I'm reading this paper for a university project, and I'm currently stuck on part B.2 of section 3 where the goal is to minimize $$ \frac{1}{N}\sum_ne^{-\rho y_nf(V;x_n)}, $$ with respect to the weights $V_k$ of layer $k$, where $f(V;x_n) = \sigma(V^K\sigma(V^{K-1}\dots\sigma(V^1x_n)))$ is the realization of a deep neural network on the observation $x_n$ which has label $y_n\in \{-1,1\}$, with ReLU activations $\sigma$, and such that $V$ is the vector of weights $V_k$ for layer $k$, under the constraint $\|V_k\| = 1$, where $\|\|$ is the $L_2$ matrix norm.
The part I'm stuck at is where the author claims that gradient descent on the lagrangian $$ \mathfrak{L} = \frac{1}{N}\sum_ne^{-\rho y_nf(V;x_n)}+\sum_k\lambda_k \|V_k\|^2 $$ yields the dynamical system $$ \dot{V_k} = \rho\frac{1}{N}\sum_ne^{-\rho y_nf(V;x_n)}y_n\left(\frac{\partial f(V;x_n)}{\partial V_k}-V_kf(V;x_n)\right). $$
The justification is that the this happens
because $\lambda_k = \frac{1}{2}\rho\frac{1}{N}\sum_ne^{-\rho y_nf(V;x_n)}y_nf(V;x_n)$, since $V_k^{T}\dot{V_k} = 0$, which in turn follows from $\|V_k\|^2 = 1$.
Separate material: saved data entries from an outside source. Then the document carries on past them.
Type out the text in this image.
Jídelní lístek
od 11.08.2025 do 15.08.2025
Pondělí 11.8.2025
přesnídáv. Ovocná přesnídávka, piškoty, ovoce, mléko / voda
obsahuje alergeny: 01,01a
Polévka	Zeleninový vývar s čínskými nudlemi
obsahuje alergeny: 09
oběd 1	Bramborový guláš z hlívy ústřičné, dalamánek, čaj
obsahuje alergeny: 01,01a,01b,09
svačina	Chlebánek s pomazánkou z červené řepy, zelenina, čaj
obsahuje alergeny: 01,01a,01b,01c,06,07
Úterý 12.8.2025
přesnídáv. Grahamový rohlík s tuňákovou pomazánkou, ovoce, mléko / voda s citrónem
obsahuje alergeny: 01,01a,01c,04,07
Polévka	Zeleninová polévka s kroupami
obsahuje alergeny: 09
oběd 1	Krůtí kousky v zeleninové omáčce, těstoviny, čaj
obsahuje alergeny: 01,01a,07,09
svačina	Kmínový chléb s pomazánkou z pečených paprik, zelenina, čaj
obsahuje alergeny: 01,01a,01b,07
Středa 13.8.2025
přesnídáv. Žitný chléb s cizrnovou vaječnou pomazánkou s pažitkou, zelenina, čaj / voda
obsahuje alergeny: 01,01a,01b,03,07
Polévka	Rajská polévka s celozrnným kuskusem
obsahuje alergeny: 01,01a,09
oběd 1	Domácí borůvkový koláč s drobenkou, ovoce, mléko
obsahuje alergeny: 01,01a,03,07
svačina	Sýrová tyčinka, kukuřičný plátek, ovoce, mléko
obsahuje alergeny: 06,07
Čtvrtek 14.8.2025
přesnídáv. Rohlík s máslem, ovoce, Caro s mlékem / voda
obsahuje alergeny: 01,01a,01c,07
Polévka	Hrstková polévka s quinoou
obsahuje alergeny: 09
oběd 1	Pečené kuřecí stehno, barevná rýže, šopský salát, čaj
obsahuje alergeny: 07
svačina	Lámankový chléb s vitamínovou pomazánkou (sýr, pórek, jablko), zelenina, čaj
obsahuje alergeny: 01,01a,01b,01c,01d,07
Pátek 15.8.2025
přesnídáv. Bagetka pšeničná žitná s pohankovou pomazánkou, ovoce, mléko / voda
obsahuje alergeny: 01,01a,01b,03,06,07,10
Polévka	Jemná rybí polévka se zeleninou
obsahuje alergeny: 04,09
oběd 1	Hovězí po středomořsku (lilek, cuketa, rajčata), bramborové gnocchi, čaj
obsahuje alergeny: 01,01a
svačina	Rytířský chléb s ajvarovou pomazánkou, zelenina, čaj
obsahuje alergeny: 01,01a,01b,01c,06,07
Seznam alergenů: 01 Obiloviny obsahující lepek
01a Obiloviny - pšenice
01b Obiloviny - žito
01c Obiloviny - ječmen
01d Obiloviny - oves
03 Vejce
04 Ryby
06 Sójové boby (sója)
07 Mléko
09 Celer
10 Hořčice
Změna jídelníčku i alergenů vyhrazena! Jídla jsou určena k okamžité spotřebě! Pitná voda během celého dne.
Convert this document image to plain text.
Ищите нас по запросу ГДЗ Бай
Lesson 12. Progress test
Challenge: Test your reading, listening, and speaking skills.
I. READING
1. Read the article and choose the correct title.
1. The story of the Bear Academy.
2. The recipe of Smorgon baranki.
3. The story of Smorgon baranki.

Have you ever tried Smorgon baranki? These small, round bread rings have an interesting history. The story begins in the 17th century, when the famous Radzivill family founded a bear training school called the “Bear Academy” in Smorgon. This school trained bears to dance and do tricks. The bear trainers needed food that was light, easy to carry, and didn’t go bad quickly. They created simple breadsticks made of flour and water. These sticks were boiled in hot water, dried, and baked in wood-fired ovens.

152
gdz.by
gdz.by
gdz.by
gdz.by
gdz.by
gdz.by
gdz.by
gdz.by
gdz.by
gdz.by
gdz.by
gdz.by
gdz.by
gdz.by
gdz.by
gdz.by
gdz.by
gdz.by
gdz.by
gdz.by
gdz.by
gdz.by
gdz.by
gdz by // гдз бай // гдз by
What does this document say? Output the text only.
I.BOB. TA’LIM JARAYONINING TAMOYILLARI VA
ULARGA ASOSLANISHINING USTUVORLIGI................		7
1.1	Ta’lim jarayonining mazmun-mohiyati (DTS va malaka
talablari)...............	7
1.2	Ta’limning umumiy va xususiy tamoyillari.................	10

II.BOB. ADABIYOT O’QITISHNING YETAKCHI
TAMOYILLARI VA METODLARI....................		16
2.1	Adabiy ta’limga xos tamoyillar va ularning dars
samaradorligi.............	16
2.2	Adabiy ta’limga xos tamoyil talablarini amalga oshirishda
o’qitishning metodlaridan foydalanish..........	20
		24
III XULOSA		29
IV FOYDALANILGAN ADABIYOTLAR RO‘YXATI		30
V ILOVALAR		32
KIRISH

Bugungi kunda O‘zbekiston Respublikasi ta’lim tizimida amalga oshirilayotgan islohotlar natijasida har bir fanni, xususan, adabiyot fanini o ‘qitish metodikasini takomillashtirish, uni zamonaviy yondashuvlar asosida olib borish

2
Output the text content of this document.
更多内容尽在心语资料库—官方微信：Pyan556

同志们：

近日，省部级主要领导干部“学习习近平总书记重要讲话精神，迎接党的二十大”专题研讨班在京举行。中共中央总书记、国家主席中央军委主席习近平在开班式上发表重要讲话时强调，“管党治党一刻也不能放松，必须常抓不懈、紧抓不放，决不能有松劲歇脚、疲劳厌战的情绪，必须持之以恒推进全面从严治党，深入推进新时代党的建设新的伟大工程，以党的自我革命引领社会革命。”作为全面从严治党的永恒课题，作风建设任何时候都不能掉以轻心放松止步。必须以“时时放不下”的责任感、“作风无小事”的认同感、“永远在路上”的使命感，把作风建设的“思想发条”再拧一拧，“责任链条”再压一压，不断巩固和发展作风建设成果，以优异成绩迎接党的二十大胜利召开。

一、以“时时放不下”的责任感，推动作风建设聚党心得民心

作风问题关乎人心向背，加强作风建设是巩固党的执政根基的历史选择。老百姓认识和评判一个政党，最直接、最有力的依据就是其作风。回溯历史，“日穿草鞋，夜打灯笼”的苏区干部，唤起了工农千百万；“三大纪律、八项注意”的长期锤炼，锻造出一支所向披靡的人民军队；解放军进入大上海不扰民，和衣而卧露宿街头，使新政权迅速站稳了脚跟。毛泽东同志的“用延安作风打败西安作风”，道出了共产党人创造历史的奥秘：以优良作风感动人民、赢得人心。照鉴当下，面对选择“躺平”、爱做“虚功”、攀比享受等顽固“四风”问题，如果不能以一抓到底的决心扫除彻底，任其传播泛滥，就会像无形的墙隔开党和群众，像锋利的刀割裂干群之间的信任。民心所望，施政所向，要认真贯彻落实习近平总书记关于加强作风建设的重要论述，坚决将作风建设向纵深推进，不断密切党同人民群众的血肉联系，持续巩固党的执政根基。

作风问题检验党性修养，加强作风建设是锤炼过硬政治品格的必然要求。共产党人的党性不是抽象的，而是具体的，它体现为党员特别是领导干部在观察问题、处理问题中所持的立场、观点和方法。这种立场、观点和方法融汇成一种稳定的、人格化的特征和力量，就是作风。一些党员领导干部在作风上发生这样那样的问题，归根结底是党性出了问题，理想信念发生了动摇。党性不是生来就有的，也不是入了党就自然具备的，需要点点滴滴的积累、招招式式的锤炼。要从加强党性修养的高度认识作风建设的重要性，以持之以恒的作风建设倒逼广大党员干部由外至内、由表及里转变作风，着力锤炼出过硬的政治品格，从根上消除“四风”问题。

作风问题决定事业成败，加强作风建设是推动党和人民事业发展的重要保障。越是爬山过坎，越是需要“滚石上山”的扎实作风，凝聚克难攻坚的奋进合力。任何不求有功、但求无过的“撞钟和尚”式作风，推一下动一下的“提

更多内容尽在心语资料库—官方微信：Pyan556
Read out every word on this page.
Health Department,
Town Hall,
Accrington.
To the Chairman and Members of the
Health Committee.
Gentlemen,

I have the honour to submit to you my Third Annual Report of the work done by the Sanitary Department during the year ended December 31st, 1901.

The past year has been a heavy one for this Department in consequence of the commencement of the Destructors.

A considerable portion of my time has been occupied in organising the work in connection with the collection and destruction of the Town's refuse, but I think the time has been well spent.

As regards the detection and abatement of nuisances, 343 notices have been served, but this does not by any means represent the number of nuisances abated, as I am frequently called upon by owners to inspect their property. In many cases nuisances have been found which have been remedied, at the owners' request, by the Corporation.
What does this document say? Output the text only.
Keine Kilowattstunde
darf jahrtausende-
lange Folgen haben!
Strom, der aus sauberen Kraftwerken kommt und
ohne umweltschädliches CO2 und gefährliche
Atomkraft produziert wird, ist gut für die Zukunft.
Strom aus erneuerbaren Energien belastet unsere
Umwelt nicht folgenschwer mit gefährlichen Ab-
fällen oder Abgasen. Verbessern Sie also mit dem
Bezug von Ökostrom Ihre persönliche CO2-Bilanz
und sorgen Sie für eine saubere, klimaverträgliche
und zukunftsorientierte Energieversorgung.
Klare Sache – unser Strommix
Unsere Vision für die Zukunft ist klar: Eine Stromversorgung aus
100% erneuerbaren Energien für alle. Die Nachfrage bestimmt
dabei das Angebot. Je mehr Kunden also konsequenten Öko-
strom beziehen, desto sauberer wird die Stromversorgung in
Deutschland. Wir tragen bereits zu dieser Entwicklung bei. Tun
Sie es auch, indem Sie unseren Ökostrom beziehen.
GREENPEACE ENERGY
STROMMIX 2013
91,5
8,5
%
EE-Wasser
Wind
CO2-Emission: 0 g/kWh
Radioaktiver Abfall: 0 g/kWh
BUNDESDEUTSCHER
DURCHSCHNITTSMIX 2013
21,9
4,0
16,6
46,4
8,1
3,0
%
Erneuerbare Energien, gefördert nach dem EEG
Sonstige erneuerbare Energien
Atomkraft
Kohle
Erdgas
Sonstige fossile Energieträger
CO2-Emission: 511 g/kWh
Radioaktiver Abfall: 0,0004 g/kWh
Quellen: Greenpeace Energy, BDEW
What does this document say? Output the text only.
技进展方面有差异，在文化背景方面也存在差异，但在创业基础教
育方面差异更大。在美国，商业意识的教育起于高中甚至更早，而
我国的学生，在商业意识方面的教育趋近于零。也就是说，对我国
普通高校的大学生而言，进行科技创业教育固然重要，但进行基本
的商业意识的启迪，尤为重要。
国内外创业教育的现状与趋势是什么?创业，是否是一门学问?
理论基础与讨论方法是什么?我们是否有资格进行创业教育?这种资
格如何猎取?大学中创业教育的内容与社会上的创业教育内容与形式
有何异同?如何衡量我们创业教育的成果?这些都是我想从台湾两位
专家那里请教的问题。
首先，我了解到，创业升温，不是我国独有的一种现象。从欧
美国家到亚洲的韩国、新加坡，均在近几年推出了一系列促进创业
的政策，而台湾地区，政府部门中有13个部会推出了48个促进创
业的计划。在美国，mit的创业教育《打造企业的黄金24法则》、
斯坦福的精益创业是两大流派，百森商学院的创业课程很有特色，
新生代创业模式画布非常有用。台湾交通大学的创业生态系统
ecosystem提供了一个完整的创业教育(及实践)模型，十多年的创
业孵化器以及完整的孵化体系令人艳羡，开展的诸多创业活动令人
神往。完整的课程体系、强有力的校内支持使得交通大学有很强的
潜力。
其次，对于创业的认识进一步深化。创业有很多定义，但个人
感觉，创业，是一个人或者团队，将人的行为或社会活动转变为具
My problem is that I don't know why $\lambda_k$ should have that value. I tried to calculate the gradients myself but found out I don't have clear what the gradient of the matrix norm $\|V_k\|^2$ should be. I would very much appreciate some advice on how to proceed to understand, or a clarification as to where I'm confused.